Il terrore dietro casa. Che la Tunisia fosse già da anni sotto la minaccia del terrorismo di matrice islamica non è un mistero. Dopo la “primavera” e dopo un periodo di transizione, ora ai vertici del governo di Tunisi siedono i laici e gli islamici moderati. Per questo l’esecutivo nordafricano è visto come una minaccia per la diffusione dei movimenti jihadisti. Ma l’attentato dell’altro giorno non sembra solo diretto a colpire il governo locale, ma anche – dopo le rivendicazioni diffuse su Twitter – gli occidentali. L’effetto mediatico è forte: Tunisi è a pochi chilometri da Cagliari e da Trapani e Palermo. Così si insinua la paura negli occidentali: “Siamo oramai ai vostri confini”, sembrano voler dire. E colpire i turisti in paesi arabi significa anche ingenerare quel terrore che porta i croceristi a preferire mete più “tranquille”, con un conseguente grosso danno all’indotto turistico locale. Meno turismo, più povertà. E maggiore capacità del terrorismo e del fanatismo di attecchire.
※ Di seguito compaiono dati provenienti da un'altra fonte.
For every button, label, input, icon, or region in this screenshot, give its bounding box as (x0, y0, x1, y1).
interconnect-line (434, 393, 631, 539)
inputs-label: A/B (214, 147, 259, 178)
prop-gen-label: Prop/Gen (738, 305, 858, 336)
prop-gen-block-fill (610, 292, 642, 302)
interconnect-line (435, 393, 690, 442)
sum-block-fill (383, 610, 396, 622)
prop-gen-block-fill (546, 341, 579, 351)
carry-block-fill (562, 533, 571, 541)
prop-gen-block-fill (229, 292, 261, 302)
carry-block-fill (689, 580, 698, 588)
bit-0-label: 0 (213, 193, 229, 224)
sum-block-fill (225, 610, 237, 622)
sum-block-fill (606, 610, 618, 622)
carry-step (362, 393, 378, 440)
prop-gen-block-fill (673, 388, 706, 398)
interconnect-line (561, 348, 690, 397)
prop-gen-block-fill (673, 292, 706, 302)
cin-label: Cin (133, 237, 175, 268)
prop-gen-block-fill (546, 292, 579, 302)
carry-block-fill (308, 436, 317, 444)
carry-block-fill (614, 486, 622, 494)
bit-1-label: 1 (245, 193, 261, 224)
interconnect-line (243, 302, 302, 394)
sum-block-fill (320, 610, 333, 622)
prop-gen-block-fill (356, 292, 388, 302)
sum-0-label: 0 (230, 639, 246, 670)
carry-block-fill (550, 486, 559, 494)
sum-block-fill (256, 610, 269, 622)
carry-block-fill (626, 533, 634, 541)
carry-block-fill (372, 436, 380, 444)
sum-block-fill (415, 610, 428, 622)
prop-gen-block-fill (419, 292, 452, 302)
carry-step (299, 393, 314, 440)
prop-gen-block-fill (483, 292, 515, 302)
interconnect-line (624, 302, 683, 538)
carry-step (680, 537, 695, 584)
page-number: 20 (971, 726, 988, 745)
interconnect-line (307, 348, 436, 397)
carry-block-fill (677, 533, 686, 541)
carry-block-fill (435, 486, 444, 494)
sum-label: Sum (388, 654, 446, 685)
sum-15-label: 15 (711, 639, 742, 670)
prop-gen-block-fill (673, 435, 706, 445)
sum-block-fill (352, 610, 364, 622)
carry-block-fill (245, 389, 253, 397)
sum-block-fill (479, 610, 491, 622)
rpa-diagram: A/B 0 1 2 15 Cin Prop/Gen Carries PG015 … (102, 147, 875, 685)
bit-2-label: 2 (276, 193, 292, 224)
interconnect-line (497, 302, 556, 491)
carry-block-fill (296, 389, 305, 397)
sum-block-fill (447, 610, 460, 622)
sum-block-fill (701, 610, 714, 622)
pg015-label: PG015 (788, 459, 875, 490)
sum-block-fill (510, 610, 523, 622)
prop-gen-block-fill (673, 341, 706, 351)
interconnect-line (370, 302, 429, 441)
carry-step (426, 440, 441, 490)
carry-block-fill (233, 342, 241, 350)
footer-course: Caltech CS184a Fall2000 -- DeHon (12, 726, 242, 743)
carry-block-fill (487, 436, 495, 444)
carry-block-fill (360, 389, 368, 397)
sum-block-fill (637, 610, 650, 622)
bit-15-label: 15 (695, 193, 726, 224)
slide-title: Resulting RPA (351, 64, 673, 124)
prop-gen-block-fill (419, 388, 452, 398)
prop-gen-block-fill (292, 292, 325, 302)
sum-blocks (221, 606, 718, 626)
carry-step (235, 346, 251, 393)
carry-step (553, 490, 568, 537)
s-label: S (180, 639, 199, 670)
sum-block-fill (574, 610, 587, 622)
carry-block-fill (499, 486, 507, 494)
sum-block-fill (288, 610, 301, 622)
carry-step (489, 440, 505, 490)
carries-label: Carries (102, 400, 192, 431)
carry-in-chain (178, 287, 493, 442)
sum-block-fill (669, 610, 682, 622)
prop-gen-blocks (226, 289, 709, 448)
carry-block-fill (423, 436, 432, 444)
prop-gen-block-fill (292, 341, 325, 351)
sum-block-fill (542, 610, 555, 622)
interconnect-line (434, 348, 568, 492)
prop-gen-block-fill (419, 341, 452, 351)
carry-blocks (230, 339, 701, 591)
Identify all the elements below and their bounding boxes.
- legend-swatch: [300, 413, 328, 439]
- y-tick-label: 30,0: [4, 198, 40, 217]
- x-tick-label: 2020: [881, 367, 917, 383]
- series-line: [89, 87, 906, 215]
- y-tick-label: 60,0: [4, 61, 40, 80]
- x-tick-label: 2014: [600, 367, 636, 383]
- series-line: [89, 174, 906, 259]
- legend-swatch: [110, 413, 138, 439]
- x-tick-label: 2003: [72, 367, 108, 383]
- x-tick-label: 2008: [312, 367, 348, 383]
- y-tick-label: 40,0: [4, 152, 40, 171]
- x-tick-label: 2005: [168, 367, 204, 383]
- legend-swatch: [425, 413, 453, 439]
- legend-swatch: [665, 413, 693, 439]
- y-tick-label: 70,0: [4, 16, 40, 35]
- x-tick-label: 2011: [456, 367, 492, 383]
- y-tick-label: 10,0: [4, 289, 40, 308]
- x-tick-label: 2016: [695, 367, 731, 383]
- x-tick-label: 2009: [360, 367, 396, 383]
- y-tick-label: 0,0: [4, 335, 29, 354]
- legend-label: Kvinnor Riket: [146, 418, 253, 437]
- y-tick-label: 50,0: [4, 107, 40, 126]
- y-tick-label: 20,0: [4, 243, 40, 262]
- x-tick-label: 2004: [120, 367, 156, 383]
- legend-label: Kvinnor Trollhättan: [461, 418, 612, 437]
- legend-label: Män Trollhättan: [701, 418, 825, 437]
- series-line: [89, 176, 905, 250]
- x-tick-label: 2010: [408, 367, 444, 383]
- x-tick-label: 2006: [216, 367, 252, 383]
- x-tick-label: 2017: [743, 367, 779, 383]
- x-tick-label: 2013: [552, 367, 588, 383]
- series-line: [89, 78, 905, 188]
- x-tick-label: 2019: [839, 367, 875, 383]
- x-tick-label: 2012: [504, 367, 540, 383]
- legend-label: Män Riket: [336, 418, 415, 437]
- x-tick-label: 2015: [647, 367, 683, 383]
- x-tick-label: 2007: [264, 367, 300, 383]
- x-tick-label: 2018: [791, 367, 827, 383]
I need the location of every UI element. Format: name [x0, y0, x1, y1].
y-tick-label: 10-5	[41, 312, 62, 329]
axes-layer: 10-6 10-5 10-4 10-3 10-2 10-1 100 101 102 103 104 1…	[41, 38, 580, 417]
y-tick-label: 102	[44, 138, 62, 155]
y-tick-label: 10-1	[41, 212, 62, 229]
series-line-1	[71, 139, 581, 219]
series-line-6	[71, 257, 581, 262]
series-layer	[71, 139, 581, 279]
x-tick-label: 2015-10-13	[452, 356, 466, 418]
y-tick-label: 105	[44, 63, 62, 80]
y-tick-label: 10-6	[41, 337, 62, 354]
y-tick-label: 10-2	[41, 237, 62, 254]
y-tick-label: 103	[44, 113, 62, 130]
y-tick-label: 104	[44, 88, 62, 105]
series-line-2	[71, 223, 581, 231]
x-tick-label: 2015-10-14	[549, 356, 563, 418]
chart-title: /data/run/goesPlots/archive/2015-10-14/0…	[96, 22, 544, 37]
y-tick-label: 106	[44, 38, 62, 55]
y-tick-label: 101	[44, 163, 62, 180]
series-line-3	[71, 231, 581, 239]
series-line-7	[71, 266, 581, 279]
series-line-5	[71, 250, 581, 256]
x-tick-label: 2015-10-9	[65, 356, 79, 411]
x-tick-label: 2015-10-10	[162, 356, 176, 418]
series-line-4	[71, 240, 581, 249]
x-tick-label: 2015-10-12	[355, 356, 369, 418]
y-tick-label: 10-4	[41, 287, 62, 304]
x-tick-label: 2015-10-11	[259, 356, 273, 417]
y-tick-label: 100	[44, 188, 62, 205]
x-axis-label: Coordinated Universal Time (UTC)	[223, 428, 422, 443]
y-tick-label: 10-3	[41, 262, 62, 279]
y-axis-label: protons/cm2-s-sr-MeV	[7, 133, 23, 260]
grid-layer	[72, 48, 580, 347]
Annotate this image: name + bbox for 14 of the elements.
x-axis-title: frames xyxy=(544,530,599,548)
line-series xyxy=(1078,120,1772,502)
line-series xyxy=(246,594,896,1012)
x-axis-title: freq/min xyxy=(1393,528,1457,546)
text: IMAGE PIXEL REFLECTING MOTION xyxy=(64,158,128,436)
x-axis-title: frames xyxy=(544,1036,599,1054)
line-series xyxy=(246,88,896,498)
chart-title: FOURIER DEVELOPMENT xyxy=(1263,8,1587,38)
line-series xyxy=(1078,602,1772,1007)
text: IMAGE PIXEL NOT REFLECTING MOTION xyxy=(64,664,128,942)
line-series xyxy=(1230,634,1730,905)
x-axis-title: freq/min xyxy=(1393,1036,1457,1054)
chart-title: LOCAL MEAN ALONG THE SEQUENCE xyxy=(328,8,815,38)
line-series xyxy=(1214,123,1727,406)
“Mare sicuro”. Ora il governo italiano corre ai ripari in attesa di una risoluzione dell’Onu che dia il via libera all’intervento armato in Libia. Quattro navi militari si stanno riposizionando di fronte alle coste libiche. Il dispiegamento militare italiano costa anche di incursori e fucilieri di marina, droni dell’Aeronautica, elicotteri. Probabilmente è stato rafforzato il pattugliamento dello spazio aereo nazionale con l’incremento dei caccia intercettori operativi nel quadrante sud. L’Operazione Mare Sicuro, che conta l’impiego di circa 1.000 uomini, dovrebbe garantire la capacità di intervento rapido in caso di necessità di fronte a minacce a connazionali sul territorio libico e minacce ad interessi nazionali come attacchi a piattaforme petrolifere e gasdotti.

Bisognerebbe fare di più. Il problema, però, rimane la capacità operativa del nostro Paese, lasciato solo dalla comunità internazionale e non in grado da solo di imporre un blocco navale alla Libia o un’eventuale azione su vasta scala. Al momento le forze armate italiane posso essere in grado di intervenire con alcuni blitz, ma non ci sono né i numeri né la capacità operativa di far sbarcare un contingente cospicuo di forze in Libia, anche se ci dovesse essere il via libera dell’Onu. I tagli alle forze armate e anche la loro riduzione in termini numerici in base a quelli che fino a qualche anno fa venivano definiti come “nuovi assetti geopolitici” non garantiscono all’Italia una concreta capacità di proiezione fuori dai confini nazionali. Non sarà il numero degli F35 acquistati a fare una sostanziale differenza. Ma certamente possono fare la differenza il numero di uomini da impiegare (sempre di meno, dati i tagli) e le navi da impiegare. Certo, in pochi potevano immaginare che la Libia sarebbe divenuta una polveriera. Ma la minaccia islamista è nota da più di un decennio. Ora è un po’ tardi per correre ai ripari.